Did the Democrats just gift California Republicans a viable candidate for governor?
Republicans don’t have a real candidate for governor in 2018. The two best possibilities – former Fresno Mayor Ashley Swearengin and current San Diego Alcalde Kevin Faulconer – don’t seem too interested. And who can blame them? The party brand is tarnished, and the party leadership has been making missteps, like bringing the party together behind President Trump, who could lose statewide to the Devil if the Prince of the Underworld decided to make a run for office.
Into this hopeless voids drops hope, in the form of State Senator Janet Nguyen.
Nguyen became well-known—a “star,” the LA Times called her – after she was removed from the floor while criticizing the late Tom Hayden. Nguyen was trying to make the point that Hayden and some others in the anti-war left went too far and ended up not just opposing the war in Vietnam but siding with the North Vietnamese government, with disastrous consequences for millions of Vietnamese people, including members of her own family.
Whether her point was right or not (I’m sympathetic to her view—it’s shocking to go back in archives and see publicly expressed support for Ho Chi Minh), Democratic legislators were wrong in pulling her from the floor. And they’ve created a sensation that has quickly made Nguyen one of the better known Republicans in the state. She’s just about the only one to be making regular appearances on Southern California TV news lately.
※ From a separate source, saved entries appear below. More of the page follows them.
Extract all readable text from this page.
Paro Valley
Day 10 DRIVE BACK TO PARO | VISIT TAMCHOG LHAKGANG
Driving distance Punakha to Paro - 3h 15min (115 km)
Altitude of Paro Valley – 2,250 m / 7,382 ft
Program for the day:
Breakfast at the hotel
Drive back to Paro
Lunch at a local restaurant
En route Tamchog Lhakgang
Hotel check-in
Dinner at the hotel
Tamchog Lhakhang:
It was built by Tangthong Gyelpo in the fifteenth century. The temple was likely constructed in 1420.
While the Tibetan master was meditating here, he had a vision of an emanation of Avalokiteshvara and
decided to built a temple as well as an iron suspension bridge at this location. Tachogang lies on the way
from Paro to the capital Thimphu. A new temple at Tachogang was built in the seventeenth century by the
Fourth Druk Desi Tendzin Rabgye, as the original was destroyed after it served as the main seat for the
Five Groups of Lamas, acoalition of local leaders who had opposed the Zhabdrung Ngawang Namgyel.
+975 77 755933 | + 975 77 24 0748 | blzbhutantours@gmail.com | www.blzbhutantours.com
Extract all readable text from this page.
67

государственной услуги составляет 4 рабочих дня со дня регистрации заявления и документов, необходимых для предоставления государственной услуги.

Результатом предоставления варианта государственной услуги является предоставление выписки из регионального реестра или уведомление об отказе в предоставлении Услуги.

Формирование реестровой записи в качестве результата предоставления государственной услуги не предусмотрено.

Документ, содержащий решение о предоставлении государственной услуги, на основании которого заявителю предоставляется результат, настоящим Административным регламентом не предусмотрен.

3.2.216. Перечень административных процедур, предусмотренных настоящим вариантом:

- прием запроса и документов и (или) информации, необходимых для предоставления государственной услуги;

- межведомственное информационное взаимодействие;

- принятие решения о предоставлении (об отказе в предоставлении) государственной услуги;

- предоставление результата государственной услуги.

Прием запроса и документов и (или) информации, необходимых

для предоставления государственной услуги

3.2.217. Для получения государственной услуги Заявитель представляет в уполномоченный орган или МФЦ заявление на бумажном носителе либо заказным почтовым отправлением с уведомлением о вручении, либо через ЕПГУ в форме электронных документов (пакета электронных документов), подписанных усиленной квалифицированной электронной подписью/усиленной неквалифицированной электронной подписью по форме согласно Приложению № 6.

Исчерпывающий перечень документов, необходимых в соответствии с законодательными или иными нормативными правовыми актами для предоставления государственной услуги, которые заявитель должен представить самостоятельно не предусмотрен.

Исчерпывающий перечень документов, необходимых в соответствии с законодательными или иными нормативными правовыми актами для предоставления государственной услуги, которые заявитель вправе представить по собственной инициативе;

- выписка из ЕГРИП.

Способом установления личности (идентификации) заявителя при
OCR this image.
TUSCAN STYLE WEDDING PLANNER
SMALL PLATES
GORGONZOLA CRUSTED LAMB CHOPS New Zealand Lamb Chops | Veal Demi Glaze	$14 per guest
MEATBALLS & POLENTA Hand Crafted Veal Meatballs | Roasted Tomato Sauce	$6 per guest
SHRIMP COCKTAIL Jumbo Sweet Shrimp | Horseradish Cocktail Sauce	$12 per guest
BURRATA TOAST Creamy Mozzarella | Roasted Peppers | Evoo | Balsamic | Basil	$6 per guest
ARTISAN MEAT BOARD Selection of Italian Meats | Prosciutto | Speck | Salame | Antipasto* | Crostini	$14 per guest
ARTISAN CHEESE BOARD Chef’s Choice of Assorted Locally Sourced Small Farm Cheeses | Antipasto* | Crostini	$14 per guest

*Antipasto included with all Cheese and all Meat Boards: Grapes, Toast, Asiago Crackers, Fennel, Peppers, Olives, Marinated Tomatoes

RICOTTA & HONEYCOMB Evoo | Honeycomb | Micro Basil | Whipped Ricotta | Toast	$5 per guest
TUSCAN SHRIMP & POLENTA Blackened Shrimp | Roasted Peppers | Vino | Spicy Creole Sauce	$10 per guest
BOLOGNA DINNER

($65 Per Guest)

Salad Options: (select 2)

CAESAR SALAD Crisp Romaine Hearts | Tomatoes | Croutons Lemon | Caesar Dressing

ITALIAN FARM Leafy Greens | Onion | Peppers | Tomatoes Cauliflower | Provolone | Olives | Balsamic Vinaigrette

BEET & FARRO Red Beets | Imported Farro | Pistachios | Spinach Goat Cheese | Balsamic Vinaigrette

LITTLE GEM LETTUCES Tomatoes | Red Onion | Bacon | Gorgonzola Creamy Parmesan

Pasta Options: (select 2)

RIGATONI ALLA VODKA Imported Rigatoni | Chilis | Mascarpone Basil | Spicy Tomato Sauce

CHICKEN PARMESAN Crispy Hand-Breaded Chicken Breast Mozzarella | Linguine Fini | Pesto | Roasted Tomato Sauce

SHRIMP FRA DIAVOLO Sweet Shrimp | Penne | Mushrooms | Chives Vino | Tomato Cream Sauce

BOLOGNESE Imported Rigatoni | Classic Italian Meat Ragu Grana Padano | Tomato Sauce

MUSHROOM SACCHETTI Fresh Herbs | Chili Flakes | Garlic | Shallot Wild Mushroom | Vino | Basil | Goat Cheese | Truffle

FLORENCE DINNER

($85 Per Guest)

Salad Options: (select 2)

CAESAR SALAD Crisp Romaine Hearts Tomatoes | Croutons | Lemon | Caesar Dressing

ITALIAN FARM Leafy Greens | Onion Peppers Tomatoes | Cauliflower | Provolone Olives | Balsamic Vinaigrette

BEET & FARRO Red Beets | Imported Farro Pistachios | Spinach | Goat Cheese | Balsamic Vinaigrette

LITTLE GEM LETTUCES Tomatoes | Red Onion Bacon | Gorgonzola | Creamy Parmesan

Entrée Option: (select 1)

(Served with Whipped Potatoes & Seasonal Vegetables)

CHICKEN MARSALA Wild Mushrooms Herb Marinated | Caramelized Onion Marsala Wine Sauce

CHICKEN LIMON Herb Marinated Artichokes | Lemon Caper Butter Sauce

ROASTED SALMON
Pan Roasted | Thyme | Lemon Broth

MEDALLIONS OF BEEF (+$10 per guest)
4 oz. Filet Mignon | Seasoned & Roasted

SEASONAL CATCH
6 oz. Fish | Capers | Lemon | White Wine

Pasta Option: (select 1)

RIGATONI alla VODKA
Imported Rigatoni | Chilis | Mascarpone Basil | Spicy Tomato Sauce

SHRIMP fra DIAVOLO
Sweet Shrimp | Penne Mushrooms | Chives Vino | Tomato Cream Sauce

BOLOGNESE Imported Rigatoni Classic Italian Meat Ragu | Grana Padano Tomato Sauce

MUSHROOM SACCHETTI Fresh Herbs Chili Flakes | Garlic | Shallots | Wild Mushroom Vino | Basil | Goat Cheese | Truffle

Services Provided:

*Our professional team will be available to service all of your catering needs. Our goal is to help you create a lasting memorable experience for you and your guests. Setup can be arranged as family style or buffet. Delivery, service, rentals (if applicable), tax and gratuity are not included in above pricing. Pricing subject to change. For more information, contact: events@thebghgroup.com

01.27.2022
Of course, Nguyen is just 40 and she’s unproven on the state level. But so are many of the other candidates and potential candidates, Democrats and Republicans. And her youth may serve to point out how old California’s leading Democrats have gotten. It’s not just Dianne Feinstein, who is north of 80, or Jerry Brown and Nancy Pelosi, who are long past 70. But Gavin Newsom and Kamala Harris are eligible for AARP member, north of 50, and Antonio Villaraigosa has reached Paul McCartney’s favorite age, 64 (though you look a decade younger, Mr. Mayor).
Nguyen also is a balm for California Republicans who have fallen into the black hole of Trump support. She has said she didn’t vote for Trump and that she disagrees with him on too many issues to name. That view may not be popular with some Republicans, but it’s a necessary starting point for any Republican to win statewide in this proudly Never Trump state.
Campaigns have been built on less than one incident on the floor of the legislature. And there’s no time like the present. Republicans shouldn’t look this Democratic gift horse in the mouth. Janet Nguyen should run for governor.